I am learning about fast multiple methods (e.g. the black box FMM described here), and I am told that "smooth" or "well-behaved" kernels are low rank. This low rank allows them to be compressed, which can dramatically accelerate computation, as in the FMM.
To test this, I made three kernels:
$$k_1(x,y) = \frac{1}{1+\|x-y\|^2}\\ k_2(x,y) = \frac{1}{\|x-y\|^2}\\ k_3(x,y) = e^{-\|x-y\|^2/\sigma}$$
Clearly, $k_1$ and $k_3$ are well behaved, whereas $k_2$ blows up.
I generated 500 equidistant points on an interval, evaluated the kernel at these points, computed SVD of the resulting kernel matrix, and plotted the singular values, giving the expected result:
Kernel 1 and Kernel 3 are indeed approximately low rank (their spectrum decays fast), whereas Kernel 2 does not.
Indeed, the rank-10 reconstruction of kernel 1 and kernel 3 are fairly reasonable, where as kernel 2 is a disaster:
Relative error for 1/(1+dist): 0.253009, 1/(dist): 0.999517, gaussian: 0.012810
My question is why does the "smoothness" of the kernel affect its rank? I think of rank as the dimension of the range of the matrix--how is that affected by smoothness of the kernel?
Matlab code for this demonstration:
bmin = -50; nboxes = 500; bmax = 50;
spacing = (bmax-bmin)/nboxes;
interpolation_nodes = bmin:spacing:bmax;
distmatrix = squareform(pdist(interpolation_nodes'));
kernel1 = 1./(1+distmatrix);
kernel2 = 1./(.0001+distmatrix.^2);
kernel3 = exp(-distmatrix./mean(distmatrix(:)));
subplot(1,3,1); [U1 S1 V1] = svd(kernel1); plot(diag(S1), 'linewidth',4); ylim([0,max(S1(:))]); title('1/(1+r^2)')

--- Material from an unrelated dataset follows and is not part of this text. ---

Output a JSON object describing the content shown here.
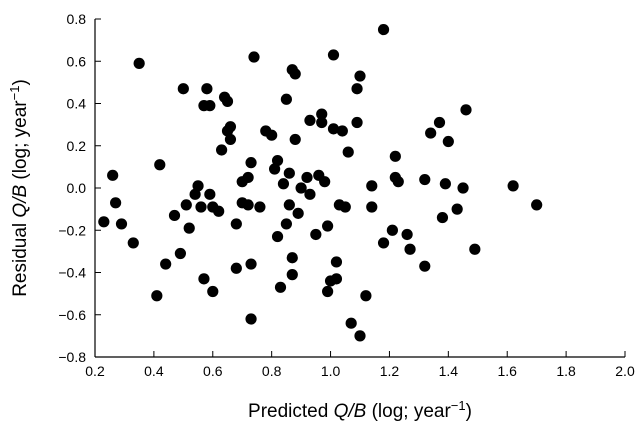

subplot(1,3,2);[U2 S2 V2] = svd(kernel2); plot(diag(S2), 'linewidth',4);ylim([0,max(S2(:))]); title('1/(r^2)')
subplot(1,3,3);[U3 S3 V3] = svd(kernel3); plot(diag(S3), 'linewidth',4);ylim([0,max(S3(:))]);title('e^{-r^2/sigma}')
error1 = norm(U1(:,1:10)*S1(1:10,1:10)*V1(:,1:10)' - kernel1)/norm(kernel1);
error2 = norm(U2(:,1:10)*S2(1:10,1:10)*V2(:,1:10)' - kernel2)/norm(kernel2);
error3 = norm(U3(:,1:10)*S3(1:10,1:10)*V3(:,1:10)' - kernel3)/norm(kernel3);
fprintf('Relative error for 1/(1+dist): %f, 1/(dist): %f, gaussian: %f\n', error1,error2,error3);